Many investors believe that buying after the price of stocks or Crypto Assets has already risen is typical "suckers" behavior. However, this viewpoint may need to be reevaluated. In fact, the chase the price strategy can be an effective investment method in certain situations.
The core idea of chasing the price is to follow market trends. When the price of an asset continues to rise, it often attracts more investors to participate, thereby driving the price further up. This is known as the "strong gets stronger" effect.
Taking the cryptocurrency market as an example, during a bull market, some mainstream coins such as SOL, BNB, XRP, and BTC continue to create new highs. In this case, buying when breaking through historical highs may be a good choice. The higher the market participation, the greater the likelihood of price rise.
However, the chase the price strategy is not without risks.
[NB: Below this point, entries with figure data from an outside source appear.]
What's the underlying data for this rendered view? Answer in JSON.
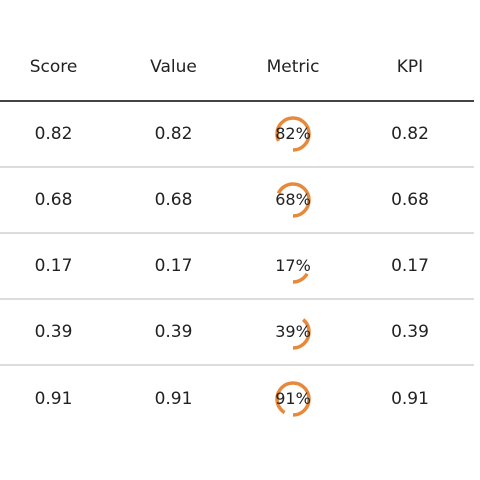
{
  "table": {
    "columns": [
      "Score",
      "Value",
      "Metric",
      "KPI"
    ],
    "rows": [
      {
        "score": "0.82",
        "value": "0.82",
        "metric_label": "82%",
        "metric_fraction": 0.82,
        "kpi": "0.82"
      },
      {
        "score": "0.68",
        "value": "0.68",
        "metric_label": "68%",
        "metric_fraction": 0.68,
        "kpi": "0.68"
      },
      {
        "score": "0.17",
        "value": "0.17",
        "metric_label": "17%",
        "metric_fraction": 0.17,
        "kpi": "0.17"
      },
      {
        "score": "0.39",
        "value": "0.39",
        "metric_label": "39%",
        "metric_fraction": 0.39,
        "kpi": "0.39"
      },
      {
        "score": "0.91",
        "value": "0.91",
        "metric_label": "91%",
        "metric_fraction": 0.91,
        "kpi": "0.91"
      }
    ]
  },
  "colors": {
    "ring": "#e8883a",
    "header_rule": "#444444",
    "row_rule": "#dcdcdc"
  }
}
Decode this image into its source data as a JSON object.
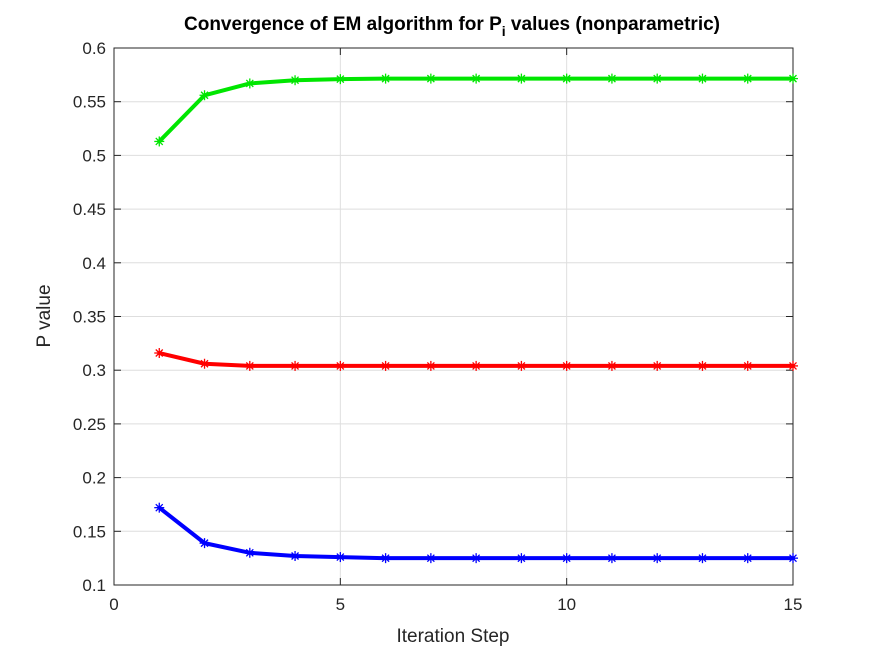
{
  "chart_data": {
    "type": "line",
    "title": "Convergence of EM algorithm for P",
    "title_subscript": "i",
    "title_suffix": " values (nonparametric)",
    "xlabel": "Iteration Step",
    "ylabel": "P value",
    "xlim": [
      0,
      15
    ],
    "ylim": [
      0.1,
      0.6
    ],
    "xticks": [
      0,
      5,
      10,
      15
    ],
    "yticks": [
      0.1,
      0.15,
      0.2,
      0.25,
      0.3,
      0.35,
      0.4,
      0.45,
      0.5,
      0.55,
      0.6
    ],
    "grid": true,
    "marker": "asterisk",
    "x": [
      1,
      2,
      3,
      4,
      5,
      6,
      7,
      8,
      9,
      10,
      11,
      12,
      13,
      14,
      15
    ],
    "series": [
      {
        "color": "#00e600",
        "values": [
          0.513,
          0.556,
          0.567,
          0.57,
          0.571,
          0.5715,
          0.5715,
          0.5715,
          0.5715,
          0.5715,
          0.5715,
          0.5715,
          0.5715,
          0.5715,
          0.5715
        ]
      },
      {
        "color": "#ff0000",
        "values": [
          0.316,
          0.306,
          0.304,
          0.304,
          0.304,
          0.304,
          0.304,
          0.304,
          0.304,
          0.304,
          0.304,
          0.304,
          0.304,
          0.304,
          0.304
        ]
      },
      {
        "color": "#0000ff",
        "values": [
          0.172,
          0.139,
          0.13,
          0.127,
          0.126,
          0.125,
          0.125,
          0.125,
          0.125,
          0.125,
          0.125,
          0.125,
          0.125,
          0.125,
          0.125
        ]
      }
    ]
  }
}
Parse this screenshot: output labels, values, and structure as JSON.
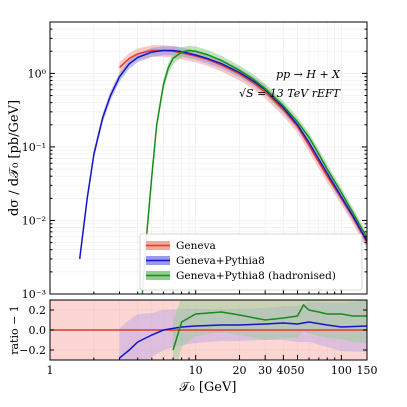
{
  "chart_data": [
    {
      "type": "line",
      "panel": "main",
      "ylabel": "dσ / d𝒯₀   [pb/GeV]",
      "yscale": "log",
      "xscale": "log",
      "xlim": [
        1,
        150
      ],
      "ylim": [
        0.001,
        5
      ],
      "x_ticks": [
        1,
        10,
        20,
        30,
        40,
        50,
        100,
        150
      ],
      "x_tick_labels": [
        "1",
        "10",
        "20",
        "30",
        "40",
        "50",
        "100",
        "150"
      ],
      "y_ticks": [
        0.001,
        0.01,
        0.1,
        1
      ],
      "y_tick_labels": [
        "10⁻³",
        "10⁻²",
        "10⁻¹",
        "10⁰"
      ],
      "annotations": [
        "pp → H + X",
        "√S = 13 TeV   rEFT"
      ],
      "grid": true,
      "legend": "bottom-right",
      "series": [
        {
          "name": "Geneva",
          "color": "#e8382a",
          "band_color": "#f7a59e",
          "x": [
            3.0,
            3.5,
            4.0,
            5.0,
            6.0,
            7.0,
            8.0,
            10.0,
            12.0,
            15.0,
            20.0,
            25.0,
            30.0,
            40.0,
            50.0,
            60.0,
            70.0,
            80.0,
            100.0,
            120.0,
            150.0
          ],
          "y": [
            1.2,
            1.6,
            1.85,
            2.05,
            2.05,
            2.0,
            1.9,
            1.72,
            1.55,
            1.3,
            0.98,
            0.74,
            0.56,
            0.32,
            0.19,
            0.105,
            0.062,
            0.04,
            0.02,
            0.011,
            0.005
          ]
        },
        {
          "name": "Geneva+Pythia8",
          "color": "#1515c8",
          "band_color": "#9a9ae8",
          "x": [
            1.6,
            1.8,
            2.0,
            2.3,
            2.6,
            3.0,
            3.5,
            4.0,
            5.0,
            6.0,
            7.0,
            8.0,
            10.0,
            12.0,
            15.0,
            20.0,
            25.0,
            30.0,
            40.0,
            50.0,
            60.0,
            70.0,
            80.0,
            100.0,
            120.0,
            150.0
          ],
          "y": [
            0.003,
            0.02,
            0.08,
            0.25,
            0.5,
            0.9,
            1.35,
            1.65,
            1.95,
            2.05,
            2.05,
            1.98,
            1.78,
            1.6,
            1.36,
            1.03,
            0.78,
            0.6,
            0.34,
            0.2,
            0.115,
            0.068,
            0.044,
            0.021,
            0.0115,
            0.0052
          ]
        },
        {
          "name": "Geneva+Pythia8 (hadronised)",
          "color": "#1a8a1a",
          "band_color": "#8fd08f",
          "x": [
            4.3,
            4.6,
            5.0,
            5.4,
            6.0,
            6.5,
            7.0,
            8.0,
            9.0,
            10.0,
            12.0,
            15.0,
            20.0,
            25.0,
            30.0,
            40.0,
            50.0,
            60.0,
            70.0,
            80.0,
            100.0,
            120.0,
            150.0
          ],
          "y": [
            0.001,
            0.006,
            0.04,
            0.2,
            0.7,
            1.2,
            1.6,
            1.95,
            2.05,
            2.0,
            1.8,
            1.5,
            1.1,
            0.83,
            0.62,
            0.36,
            0.22,
            0.135,
            0.08,
            0.05,
            0.024,
            0.0128,
            0.0058
          ]
        }
      ]
    },
    {
      "type": "line",
      "panel": "ratio",
      "xlabel": "𝒯₀   [GeV]",
      "ylabel": "ratio − 1",
      "xscale": "log",
      "xlim": [
        1,
        150
      ],
      "ylim": [
        -0.3,
        0.3
      ],
      "y_ticks": [
        -0.2,
        0.0,
        0.2
      ],
      "y_tick_labels": [
        "−0.2",
        "0.0",
        "0.2"
      ],
      "grid": true,
      "series": [
        {
          "name": "Geneva",
          "color": "#e8382a",
          "x": [
            1,
            150
          ],
          "y": [
            0.0,
            0.0
          ],
          "band": [
            0.3,
            0.3
          ]
        },
        {
          "name": "Geneva+Pythia8",
          "color": "#1515c8",
          "x": [
            3.0,
            3.5,
            4.0,
            5.0,
            6.0,
            8.0,
            10.0,
            15.0,
            20.0,
            30.0,
            40.0,
            50.0,
            60.0,
            80.0,
            100.0,
            150.0
          ],
          "y": [
            -0.28,
            -0.2,
            -0.12,
            -0.05,
            0.0,
            0.03,
            0.04,
            0.05,
            0.05,
            0.06,
            0.07,
            0.06,
            0.08,
            0.05,
            0.03,
            0.04
          ],
          "band": [
            0.3,
            0.3,
            0.28,
            0.22,
            0.2,
            0.18,
            0.17,
            0.16,
            0.16,
            0.16,
            0.17,
            0.18,
            0.2,
            0.22,
            0.24,
            0.26
          ]
        },
        {
          "name": "Geneva+Pythia8 (hadronised)",
          "color": "#1a8a1a",
          "x": [
            7.0,
            8.0,
            10.0,
            15.0,
            20.0,
            30.0,
            40.0,
            50.0,
            55.0,
            60.0,
            70.0,
            80.0,
            100.0,
            120.0,
            150.0
          ],
          "y": [
            -0.2,
            0.08,
            0.16,
            0.18,
            0.15,
            0.1,
            0.12,
            0.14,
            0.25,
            0.2,
            0.18,
            0.16,
            0.16,
            0.14,
            0.14
          ],
          "band": [
            0.3,
            0.25,
            0.22,
            0.2,
            0.2,
            0.2,
            0.2,
            0.22,
            0.25,
            0.24,
            0.24,
            0.24,
            0.25,
            0.26,
            0.27
          ]
        }
      ]
    }
  ]
}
The key is to set reasonable stop-loss points, such as keeping losses within 10%. This allows for effective risk management while maintaining profit opportunities.
It is worth noting that successful investment relies not only on the timing of buying but even more importantly on the timing of selling. Investors who can truly achieve substantial returns are often those who buy at high prices and sell at even higher prices.
For ordinary investors, the ability to identify strong assets is crucial. The 'bullish engulfing' pattern is a technical indicator worth paying attention to, as it typically appears in the mid-stage of an upward trend and serves as a signal of strong continuation.
Overall, there is no universally applicable strategy in the investment market. Chasing the price is not always wrong; the key lies in how to manage risks and maintain sensitivity to the market at all times. Regardless of the strategy adopted, rational analysis and risk control are always the keys to investment success.